Donnerstag, 2. Mai 2024

Radtour auf den Spuren des Widerstands in Osnabrück

Mehr als zwanzig historisch interessierte OsnabrückerInnen nahmen am Samstag an einer Radtour auf den Spuren des Widerstands in der NS-Zeit teil, zu der der ILEX-Kreis eingeladen hatte. Die Führung gehört zum Rahmenprogramm der Ausstellung Parolen aus dem Koffer, die bis zum 10. März 2024 in der Gedenkstätte Augustaschacht gezeigt wird. 

Mitglieder des ILEX-Kreises erläuterten, wie es zur Namensgebung nach dem Pseudonym des Journalisten Josef Burgdorf gekommen war, der sich schon zehn Jahre vor der Machtübergabe an die Nationalsozialisten in der sozialdemokratischen Freien Presse gegen die Faschisten engagiert hatte. Im Verlauf der Recherchen stellte sich dann heraus, wie passend die Namenswahl war: Burgdorf war der Leiter einer bisher unbekannten Untergrundbewegung in Osnabrück. Die Radtour begann am ehemaligen Braunen Haus, in dessen Keller der Redakteur bereits am 1. April 1933 misshandelt wurde.

Der Künstler Manfred Blieffert erzählte, wie er vom ILEX-Kreis angesprochen wurde und begann, die von den ILEX-Mitgliedern erforschten konkreten Aktionen des Widerstands in Osnabrück künstlerisch umzusetzen. Wie anschaulich ihm das gelungen ist, zeigt die Ausstellung im Augustaschacht. Blieffert berichtete vom Stempeln mit einem mit Farbe gefüllten Koffer, von Flugblattabwurfgeräten und Luftballons, die aus den Niederlanden über die Grenze geschickt wurden. Zu sehen sind die Aktionen auf dieser Webseite.

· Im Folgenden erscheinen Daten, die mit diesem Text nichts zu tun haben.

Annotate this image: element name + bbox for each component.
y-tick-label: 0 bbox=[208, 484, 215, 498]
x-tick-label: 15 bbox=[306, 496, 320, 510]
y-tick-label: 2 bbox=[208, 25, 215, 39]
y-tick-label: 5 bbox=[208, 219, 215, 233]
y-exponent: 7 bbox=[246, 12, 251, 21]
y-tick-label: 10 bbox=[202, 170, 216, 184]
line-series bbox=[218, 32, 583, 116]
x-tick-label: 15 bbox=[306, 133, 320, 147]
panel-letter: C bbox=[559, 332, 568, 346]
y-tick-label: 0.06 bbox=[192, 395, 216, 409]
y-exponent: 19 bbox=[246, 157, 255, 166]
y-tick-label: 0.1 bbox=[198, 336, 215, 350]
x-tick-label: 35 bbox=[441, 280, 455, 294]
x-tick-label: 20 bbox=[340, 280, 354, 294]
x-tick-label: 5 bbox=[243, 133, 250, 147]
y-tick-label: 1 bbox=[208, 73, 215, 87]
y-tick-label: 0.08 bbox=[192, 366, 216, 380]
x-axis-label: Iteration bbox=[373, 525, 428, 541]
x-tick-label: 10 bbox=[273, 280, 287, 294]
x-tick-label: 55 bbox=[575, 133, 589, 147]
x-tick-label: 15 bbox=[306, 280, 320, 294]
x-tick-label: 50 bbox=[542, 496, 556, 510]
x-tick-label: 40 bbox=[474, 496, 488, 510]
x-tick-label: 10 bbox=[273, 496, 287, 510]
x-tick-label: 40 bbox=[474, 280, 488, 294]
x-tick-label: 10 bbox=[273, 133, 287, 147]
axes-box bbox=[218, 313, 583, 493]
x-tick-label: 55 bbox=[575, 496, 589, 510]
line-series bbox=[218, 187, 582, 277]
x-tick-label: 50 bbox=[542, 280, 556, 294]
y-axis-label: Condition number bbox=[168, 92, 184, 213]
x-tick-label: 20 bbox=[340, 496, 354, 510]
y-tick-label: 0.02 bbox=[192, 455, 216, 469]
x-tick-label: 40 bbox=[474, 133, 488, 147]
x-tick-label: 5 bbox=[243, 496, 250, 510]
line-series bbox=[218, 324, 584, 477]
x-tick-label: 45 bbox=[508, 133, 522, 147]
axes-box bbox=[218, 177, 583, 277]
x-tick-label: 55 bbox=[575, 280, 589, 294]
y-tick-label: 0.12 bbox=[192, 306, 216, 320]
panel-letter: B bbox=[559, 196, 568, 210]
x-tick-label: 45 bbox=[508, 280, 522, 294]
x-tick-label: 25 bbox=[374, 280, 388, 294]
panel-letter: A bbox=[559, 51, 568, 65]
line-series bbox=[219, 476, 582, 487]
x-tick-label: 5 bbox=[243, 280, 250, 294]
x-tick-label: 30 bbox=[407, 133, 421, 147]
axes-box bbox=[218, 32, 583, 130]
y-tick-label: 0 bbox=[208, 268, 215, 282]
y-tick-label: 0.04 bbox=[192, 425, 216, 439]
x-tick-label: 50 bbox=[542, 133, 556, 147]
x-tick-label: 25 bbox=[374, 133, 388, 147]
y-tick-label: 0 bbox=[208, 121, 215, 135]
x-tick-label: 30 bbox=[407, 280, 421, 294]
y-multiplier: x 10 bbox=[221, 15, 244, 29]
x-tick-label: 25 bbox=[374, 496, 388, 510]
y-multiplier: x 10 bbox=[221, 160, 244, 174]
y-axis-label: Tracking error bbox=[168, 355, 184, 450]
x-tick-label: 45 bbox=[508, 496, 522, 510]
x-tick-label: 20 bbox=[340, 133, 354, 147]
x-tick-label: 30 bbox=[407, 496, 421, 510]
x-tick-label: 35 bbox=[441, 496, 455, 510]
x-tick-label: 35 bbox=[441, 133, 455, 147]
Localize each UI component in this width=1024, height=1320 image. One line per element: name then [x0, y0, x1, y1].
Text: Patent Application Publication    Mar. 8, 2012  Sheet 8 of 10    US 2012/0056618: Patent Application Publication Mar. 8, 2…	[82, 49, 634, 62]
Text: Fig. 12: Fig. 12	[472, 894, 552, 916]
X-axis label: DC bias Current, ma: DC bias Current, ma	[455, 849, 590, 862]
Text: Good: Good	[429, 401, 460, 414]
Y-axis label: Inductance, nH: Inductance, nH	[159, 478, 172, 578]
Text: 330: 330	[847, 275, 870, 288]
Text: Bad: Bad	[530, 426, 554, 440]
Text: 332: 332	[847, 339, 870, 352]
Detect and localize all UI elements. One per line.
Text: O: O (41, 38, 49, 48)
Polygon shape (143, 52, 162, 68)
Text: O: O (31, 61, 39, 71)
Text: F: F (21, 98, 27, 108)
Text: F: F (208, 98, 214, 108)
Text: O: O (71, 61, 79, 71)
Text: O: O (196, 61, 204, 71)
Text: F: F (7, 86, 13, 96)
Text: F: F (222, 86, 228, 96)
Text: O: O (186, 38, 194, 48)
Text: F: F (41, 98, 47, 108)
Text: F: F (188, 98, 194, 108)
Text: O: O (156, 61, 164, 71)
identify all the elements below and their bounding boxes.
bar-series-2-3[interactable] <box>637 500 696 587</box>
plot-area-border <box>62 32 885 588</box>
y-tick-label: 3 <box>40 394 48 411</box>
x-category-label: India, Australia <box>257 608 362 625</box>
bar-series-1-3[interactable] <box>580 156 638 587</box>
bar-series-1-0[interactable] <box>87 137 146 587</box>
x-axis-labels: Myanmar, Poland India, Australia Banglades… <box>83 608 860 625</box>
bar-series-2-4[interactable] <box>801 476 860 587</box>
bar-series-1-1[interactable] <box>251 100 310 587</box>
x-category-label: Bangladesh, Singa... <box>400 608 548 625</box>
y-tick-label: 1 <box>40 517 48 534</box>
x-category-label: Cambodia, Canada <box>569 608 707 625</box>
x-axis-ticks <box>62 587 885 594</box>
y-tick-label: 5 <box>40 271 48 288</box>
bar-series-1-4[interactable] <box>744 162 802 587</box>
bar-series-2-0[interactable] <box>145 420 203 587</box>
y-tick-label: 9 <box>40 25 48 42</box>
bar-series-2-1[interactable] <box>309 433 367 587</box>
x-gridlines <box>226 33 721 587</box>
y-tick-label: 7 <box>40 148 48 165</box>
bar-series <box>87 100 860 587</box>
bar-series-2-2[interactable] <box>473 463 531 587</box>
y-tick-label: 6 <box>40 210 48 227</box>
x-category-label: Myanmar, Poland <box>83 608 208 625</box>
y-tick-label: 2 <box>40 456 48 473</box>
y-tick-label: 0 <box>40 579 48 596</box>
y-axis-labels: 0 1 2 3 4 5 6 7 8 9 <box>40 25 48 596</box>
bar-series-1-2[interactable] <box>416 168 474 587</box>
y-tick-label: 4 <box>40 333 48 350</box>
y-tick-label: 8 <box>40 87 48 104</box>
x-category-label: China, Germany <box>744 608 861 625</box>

Die Radtour am Samstag führte zu geheimen Treffpunkten des Widerstands und den damaligen Wohnungen der beteiligten Personen. Vor manchen dieser Wohnungen liegen heute Stolpersteine. Die Radtour erinnerte  an einige der Menschen, die für den Widerstand starben. Die Gruppe machte Halt beim Grab eines Mitglieds der Widerstandsgruppe im Offiziersgefangenlager in Eversburg auf dem Jüdischen Friedhof, der sich in der Gestapohaft das Leben nahm, um die anderen Mitglieder der Widerstandsgruppe in der Baracke 37 nicht zu verraten. Zu den  Ermordeten gehörte auch Lissy Rieke, deren Wohnung eine weitere Station der Radtour war. Sie sorgte für die Verteilung von Flugblättern aus den Niederlanden. Auf dem Rückweg von einem Treffen in Osnabrück wurde sie Anfang 1943 verraten, verhaftet und 1945 unter dem Fallbeil hingerichtet.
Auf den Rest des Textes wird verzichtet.